RICHARD B. RICE is Professor Emeritus of History at California State University, East Bay. He received the B.A., M.A., and Ph.D. in history from the University of California, Berkeley. He was a staff assistant to the president and assistant to the vice president of the University of California before going to California State University, Hayward, where he also served as a department chairman, division head, and dean. He taught United States and California history at Hayward from 1960 to 1995.
WILLIAM A. BULLOUGH is Professor Emeritus of History at California State University, East Bay. He received His Ph.D. degree from University of California Santa Barbara in 1970 after teaching for ten years in the state public schools. He is the author of Cities and Schools in the Gilded Age: The Evolution of an Urban Institution (1974), The Blind Boss and His City: Christopher Augustine Buckley and Nineteenth Century-San Francisco (1979), and articles in The San Francisco Irish, 1850-1976, James P. Walsh, ed., 1978), The Historian, Pacific Historical Review, California History, The Journal of Ventura County History, and Darkroom Photography.

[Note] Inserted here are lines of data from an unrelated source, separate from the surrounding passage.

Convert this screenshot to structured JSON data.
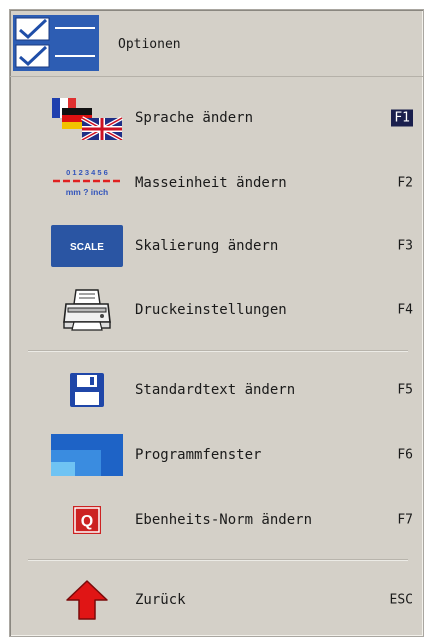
{
  "header": {
    "title": "Optionen",
    "icon": "checklist-icon"
  },
  "items": [
    {
      "label": "Sprache ändern",
      "key": "F1",
      "icon": "flags-icon"
    },
    {
      "label": "Masseinheit ändern",
      "key": "F2",
      "icon": "ruler-units-icon",
      "icon_text": {
        "numbers": "0 1 2 3 4 5 6",
        "units": "mm ? inch"
      }
    },
    {
      "label": "Skalierung ändern",
      "key": "F3",
      "icon": "scale-icon",
      "icon_text": {
        "badge": "SCALE"
      }
    },
    {
      "label": "Druckeinstellungen",
      "key": "F4",
      "icon": "printer-icon"
    },
    {
      "label": "Standardtext ändern",
      "key": "F5",
      "icon": "floppy-disk-icon"
    },
    {
      "label": "Programmfenster",
      "key": "F6",
      "icon": "program-window-icon"
    },
    {
      "label": "Ebenheits-Norm ändern",
      "key": "F7",
      "icon": "q-norm-icon",
      "icon_text": {
        "badge": "Q"
      }
    },
    {
      "label": "Zurück",
      "key": "ESC",
      "icon": "up-arrow-icon"
    }
  ],
  "colors": {
    "panel": "#d4d0c8",
    "accent": "#2a55a3",
    "selected_key_bg": "#1a1f4d",
    "back_arrow": "#e01515",
    "q_badge": "#cc2222"
  }
}
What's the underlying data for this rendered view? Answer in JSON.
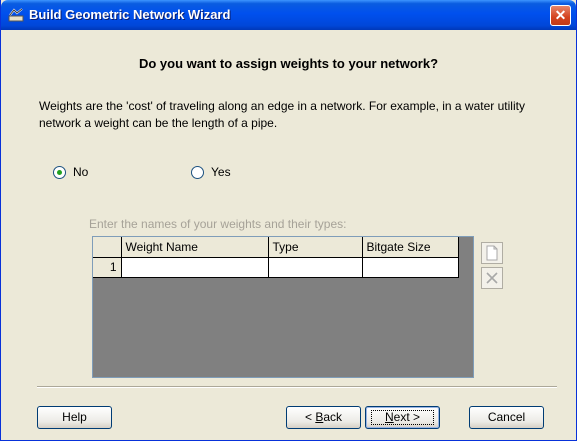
{
  "window": {
    "title": "Build Geometric Network Wizard",
    "close_label": "✕"
  },
  "heading": "Do you want to assign weights to your network?",
  "description": "Weights are the 'cost' of traveling along an edge in a network. For example, in a water utility network a weight can be the length of a pipe.",
  "options": {
    "no_label": "No",
    "yes_label": "Yes",
    "selected": "No"
  },
  "weights_grid": {
    "caption": "Enter the names of your weights and their types:",
    "columns": [
      "Weight Name",
      "Type",
      "Bitgate Size"
    ],
    "rows": [
      {
        "index": "1",
        "cells": [
          "",
          "",
          ""
        ]
      }
    ]
  },
  "buttons": {
    "help": "Help",
    "back_prefix": "< ",
    "back_underlined": "B",
    "back_rest": "ack",
    "next_underlined": "N",
    "next_rest": "ext >",
    "cancel": "Cancel"
  },
  "icons": {
    "new_row": "new-document-icon",
    "delete_row": "delete-x-icon"
  },
  "colors": {
    "titlebar": "#0050EE",
    "dialog_bg": "#ECE9D8",
    "radio_dot": "#21A121",
    "grid_bg": "#808080"
  }
}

Professor Bullough is an accomplished photographer who has written articles on and spoken about the subject, and exhibited and published his prints. He is currently engaged in investigation of the work of local nineteenth-century photographers for use as historical documents and editing a selection of his own work for exhibition, when not tinkering with a vintage MG.
RICHARD J. ORSI is Professor Emeritus of History at California State University, East Bay. A graduate of Occidental College in Los Angeles, he received his Ph.D. from the University of Wisconsin, Madison. He has published articles and book reviews in California History, Pacific Historian, Agricultural History, Journal of American History, American Historical Review, Pacific Historical Review, Western Historical Quarterly, Pacific Northwest Quarterly, and Oregon Historical Quarterly. He is the author of A List of References for the History of Agriculture in California (1974) and Sunset Limited: The Southern Pacific Railroad and the Development of the American West, 1850-1930 (2005). He is editor emeritus of California History, the quarterly of the California Historical Society. He edited (with Alfred A. Runte and Marlene Smith-Baranzini) Yosemite and Sequoia: A Century of California National Parks (1993), other anthologies of essays on historical themes of California, and the California History Sesquicentennial Series, four volumes of essays authored by leading scholars interpreting early California history, copublished by the University of California Press and the California Historical Society, 1998-2003.
MARY ANN IRWIN attended Mesa Community College in San Diego, received her B.A. from the University of California at Berkeley, and her M.A. from San Francisco State University. She is an adjunct faculty member at several San Francisco Bay Area colleges, teaching the history of women, California, the United States, and the American West at Diablo Valley College, Chabot College, Laney, and San Francisco State University. Her published works include two books--Robert W. Cherny, Mary Ann Irwin, and Ann Marie Wilson, eds., Women and Politics: California from the Gold Rush to the Great Depression (University of Nebraska Press, 2011) and James F. Brooks and Mary Ann Irwin, eds., Women and Gender in the American West: Jensen-Miller Essays from the Coalition for Western Women's History (University of New Mexico Press, 2004)—and several articles, including "Sex, War, and Community Service: The Battle for San Francisco's Jewish Community Center,” Frontiers: A Journal of Women Studies (May 2011); "'The Air is Becoming Full of War:' Jewish San Francisco and World War I," Pacific Historical Review (August 2005); and "'Going About and Doing Good': The Politics of Benevolence, Welfare, and Gender in San Francisco, 1850-1880," Pacific Historical Review (August 1999) (Winner, 1999 Joan Jensen-Darlis Miller Prize, Best Article on the history of women in the American West). She is supposed to be writing a history of San Francisco's Emanu-El Sisterhood for Personal Service, but teaching and other writing projects keep interfering.